—¡Rayos y centellas! —gritó Michael Sandokan a bordo de la “Tetas
Ardientes” al ver que la nube mammatus le había escondido la visión en
el horizonte de la tsunami.
Era la ola más exagerada que hubiera visto –y había visto tantas– y
viajaba tan rápido que tuvo que pedirle a sus compañeros que se
esforzaran al máximo para virar hasta enfrentar de pura proa a esa pared
de veinte metros de altura (el doble de su mástil).
—Espero que no me falle el motor, maldito uranio empobrecido —gritó en
medio del viraje y sin saber por qué, al tiempo que veía que la mammatus
hacía su trabajo generando, en su evolución compleja, una enorme
proyección cónica.
—Me caigo y me levanto; si encima tengo que sortear el tornado me hago pis acá mismo.
La nave tomó la enorme ola de manera elegante, con agilidad y sin
sobresaltos. La navegó como un mar empinado y cruzó la abrupta cresta
encontrando que la siguiente ola estaba lejos como para presentar
demasiada caída en la cara trasera. Habría que pasar la próxima.
—¡Derecho avanti! ¡A toda máquina! —gritó sin necesidad. Sus compañeros
comprendían la situación perfectamente y, sin decir ni agua va,
prestaron toda la atención a la situación de los motores. La “Tetas
Ardientes” ronroneaba sin fatiga. Pero en la cobertura nubosa el tornado
era inminente. Por un golpe de fortuna, sin embargo, éste se dirigió a
babor del barquito y no lo afectó, es más, al poco rato, una vez
superada la segunda cresta del tsunami, llovieron buenos peces, la
mayoría de ellos con poca radiactividad, la suficiente como para
dejarlos libres de piojos. El problema era el faltante de uranio
empobrecido para la propulsión, claro.
Michael Sandokan llevo la nave hasta el puerto pero no entró en la
bahía. Los barcos robots tenían todo controlado y no dejaban traspasar
cierto límite, pero permitían el comercio. Hecho el pedido de uranio
empobrecido para sus turbinas, Sandokan miró a su alrededor. De la isla
quedaba poco: afloraba un par de centenares de metros el otrora
orgulloso volcán tantas veces retratado por el gran Hokusai. Lo demás
eran islotes artificiales. Entregó la carga de peces a cambio de su
combustible. Esta vez le salió barato, gracias al tornado. Contento con
el tráfico realizado, puso proa a la isla de California.
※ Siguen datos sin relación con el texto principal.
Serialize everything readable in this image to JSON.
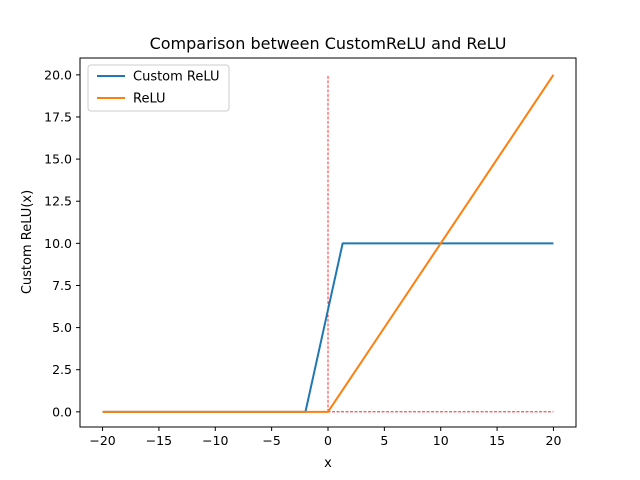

Cuando tuvo todo bajo control, dio las últimas instrucciones a sus
androides compañeros, cenó un pescado apenas macerado en un contenedor
de aceite, luego encendió un cigarro cubano, se sirvió un sake
fluorescente de medusa y entornó los ojos dirigiéndolos hacia el
infinito.
—Mientras tenga para hacer negocios, que me la manden todas como las de
esta tarde. ¡Sí señor! Puedo ser optimista esta temporada.